If a board concludes that certain risks by their nature cannot be effectively controlled, or if the effectiveness of the risk management and control systems cannot be determined, the board can comply with this provision by declaring this to be the case and explaining why it is so.
Statement on sustainability reporting
In addition to the Code's best practice provision 1.4.3, the text proposes that the management board declare that the systems provide limited assurance that the sustainability reporting does not contain any material misstatements. This requirement is related to the CSRD requirement that auditors (or possibly independent other parties) provide (for now) limited assurance on the CSRD reports of companies. (See on the CSRD assurance this article). The proposed explanatory notes clarify that the company may provide a higher level of assurance if it wants to.
Accountability on assessment of internal controls' effectiveness
The working group further proposes supplementing existing best practice provision 1.4.2 with the requirement that the management board account for how the effectiveness of the internal risk management and control systems with respect to operational, compliance and reporting risks has been assessed.
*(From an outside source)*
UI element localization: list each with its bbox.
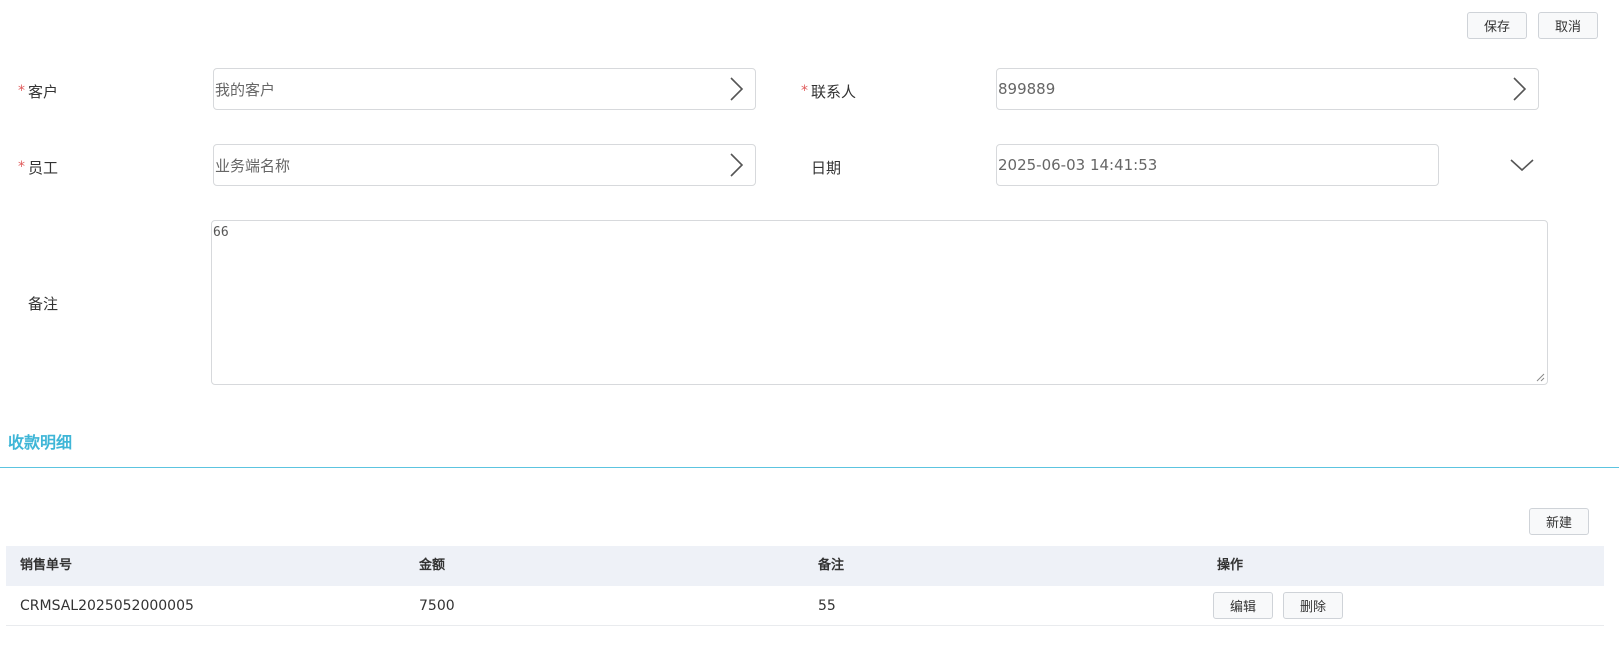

In the explanatory notes, it is recommended that the board indicate which framework (for example, the COSO framework for internal control) was used.
Further proposed amendments
In addition to the main amendments above, the working group suggests further additions to the Code and the explanatory notes.
The explanatory notes recommend that the statement includes the following information: (i) the responsibilities of the management board regarding the internal risk management and control systems; (ii) the objectives of these systems; (iii) the features of these systems, and (iv) the inherent limitations of these systems.
With regard to strategic risks, the explanatory notes distinguish between (i) decision-making on the strategy, and (ii) implementation of the strategy, which translates to operational, compliance and reporting risks. As far as the proposal is concerned, the risk management systems cover only the implementation of the strategy.
Finally, the working group proposes amending the best practice provisions related to the audit committee to align with the new reporting requirements.
Comply-or-explain
Of course, the principle of comply-or-explain also applies to the VOR, meaning that the company is allowed to deviate from the requirement to publish the VOR, provided that this deviation is substantiated in the management report.
Next steps
The chair of the working group, Jaap van Manen, has sent the VOR text proposal to the Ministers of Finance, Economic Affairs and Climate Policy, and Legal Protection, asking the government to respond to the text proposal and the accompanying letter. In addition, the chair has requested the necessary follow-up steps to ensure that the proposed changes are included in the Code.
The working group aims to have companies issue a VOR for the first time by financial year 2025.
It remains to be seen how the government intends to take the proposal forward.